Uniprot reviewed database with either human or mouse taxonomy. Data curation was performed in Scaffold v4

(Proteome Software, Inc).

Volcano plot to visualize phosphopeptides enrichment was produced in R (v3.3.3) with ‘ggplot2’ ‘ggrepel’ and

‘dplyr’ packages. Genes considered significant (p-value<0.05 and log2 fold-change > 1) were analyzed by and dotplot was produced in R with ‘clusterProfiler’ (1) and ‘ReactomePA’ (2) packages.

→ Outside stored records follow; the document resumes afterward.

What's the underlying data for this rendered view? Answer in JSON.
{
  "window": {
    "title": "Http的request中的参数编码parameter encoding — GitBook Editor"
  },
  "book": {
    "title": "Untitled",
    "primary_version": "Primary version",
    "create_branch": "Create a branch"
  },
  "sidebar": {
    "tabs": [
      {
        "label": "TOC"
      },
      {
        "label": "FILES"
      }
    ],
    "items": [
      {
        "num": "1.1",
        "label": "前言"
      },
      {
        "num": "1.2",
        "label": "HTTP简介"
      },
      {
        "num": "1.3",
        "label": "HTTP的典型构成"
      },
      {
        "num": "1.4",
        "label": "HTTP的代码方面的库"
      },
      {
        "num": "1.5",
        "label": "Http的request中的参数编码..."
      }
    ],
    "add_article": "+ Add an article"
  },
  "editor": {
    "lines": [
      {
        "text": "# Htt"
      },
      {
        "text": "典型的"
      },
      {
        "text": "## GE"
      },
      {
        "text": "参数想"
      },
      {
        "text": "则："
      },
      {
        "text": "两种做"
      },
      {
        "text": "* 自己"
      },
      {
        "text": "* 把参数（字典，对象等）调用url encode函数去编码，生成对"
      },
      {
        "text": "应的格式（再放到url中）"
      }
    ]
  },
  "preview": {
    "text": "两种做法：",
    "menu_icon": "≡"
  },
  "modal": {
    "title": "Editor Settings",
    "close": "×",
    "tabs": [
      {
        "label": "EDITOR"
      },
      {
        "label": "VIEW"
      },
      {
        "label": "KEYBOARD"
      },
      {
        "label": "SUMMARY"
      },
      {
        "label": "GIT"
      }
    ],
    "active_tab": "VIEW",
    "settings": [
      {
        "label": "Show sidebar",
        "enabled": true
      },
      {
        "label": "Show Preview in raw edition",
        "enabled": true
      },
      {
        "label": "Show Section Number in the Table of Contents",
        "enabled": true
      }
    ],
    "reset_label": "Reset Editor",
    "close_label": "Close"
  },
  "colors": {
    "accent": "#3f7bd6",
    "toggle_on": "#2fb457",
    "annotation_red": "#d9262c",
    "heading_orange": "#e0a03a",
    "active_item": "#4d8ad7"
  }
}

Human breast cancer datasets Quantile normalized log2 RNAseq transcript file for 86 breast cancer cell lines were downloaded from http://neellab.github.io/bfg/ (3). The median-centered, RNA-seq transcript count expression datasets were downloaded from TCGA (4). For TCGA RNA-seq data, raw transcript counts were converted to log2 values with a gene expression floor of -3.32. Any gene in which no sample exceeded this threshold was removed. Pairwise

Pearson correlations among selected genes (Zeb1, Zeb2, Twist1, Twist2, Vim, Cdh1, Pawr, Snai1, Snai2, Krt8,

Krt18, Cldn7, Cldn3, Cldn4) were determined using R (v3.3.3) software. Correlation plots for all datasets were generated with ‘pheatmap’ package. For GSEA analysis, genes were pre-ranked based on their correlation coefficient with Par-4 expression and input into desktop GSEA software.

Microarray analysis

RNA was isolated and purified from each of two primary and recurrent tumor cell lines in biological duplicate according to manufacturer instructions (Qiagen). Quality control for each RNA sample was evaluated prior to quantification on Mouse Genome 430A 2.0 arrays (Thermo). Microarray data was processed in R with simpleaffy

(5) and limma (6) packages. Log2 relative gene expression was median-centered and relevant pro-apoptotic genes

(Par-4, Bim, Bak, Bik, Fas, Bax, Bok, Bid, Noxa, Puma, Trp53) and anti-apoptotic genes (c-Flip, XIAP, Mcl1,

Bcl-xl, Bcl-w) were selected for heatmap generation with ‘pheatmap’ package. Microarray data were deposited in the NCBI's Gene Expression Omnibus (GEO GSE116513).

References

1. Yu G, Wang LG, Han Y, and He QY. clusterProfiler: an R package for comparing biological themes among gene clusters. OMICS. 2012;16(5):284-7. 2. Yu G, and He QY. ReactomePA: an R/Bioconductor package for reactome pathway analysis and visualization. Mol Biosyst. 2016;12(2):477-9. 3. Marcotte R, Sayad A, Brown KR, Sanchez-Garcia F, Reimand J, Haider M, et al. Functional Genomic Landscape of Human Breast Cancer Drivers, Vulnerabilities, and Resistance. Cell. 2016;164(1-2):293- 309. 4. Ciriello G, Gatza ML, Beck AH, Wilkerson MD, Rhie SK, Pastore A, et al. Comprehensive Molecular Portraits of Invasive Lobular Breast Cancer. Cell. 2015;163(2):506-19. 5. Wilson CL, and Miller CJ. Simpleaffy: a BioConductor package for Affymetrix Quality Control and data analysis. Bioinformatics. 2005;21(18):3683-5. 6. Ritchie ME, Phipson B, Wu D, Hu Y, Law CW, Shi W, et al. limma powers differential expression analyses for RNA-sequencing and microarray studies. Nucleic Acids Res. 2015;43(7):e47.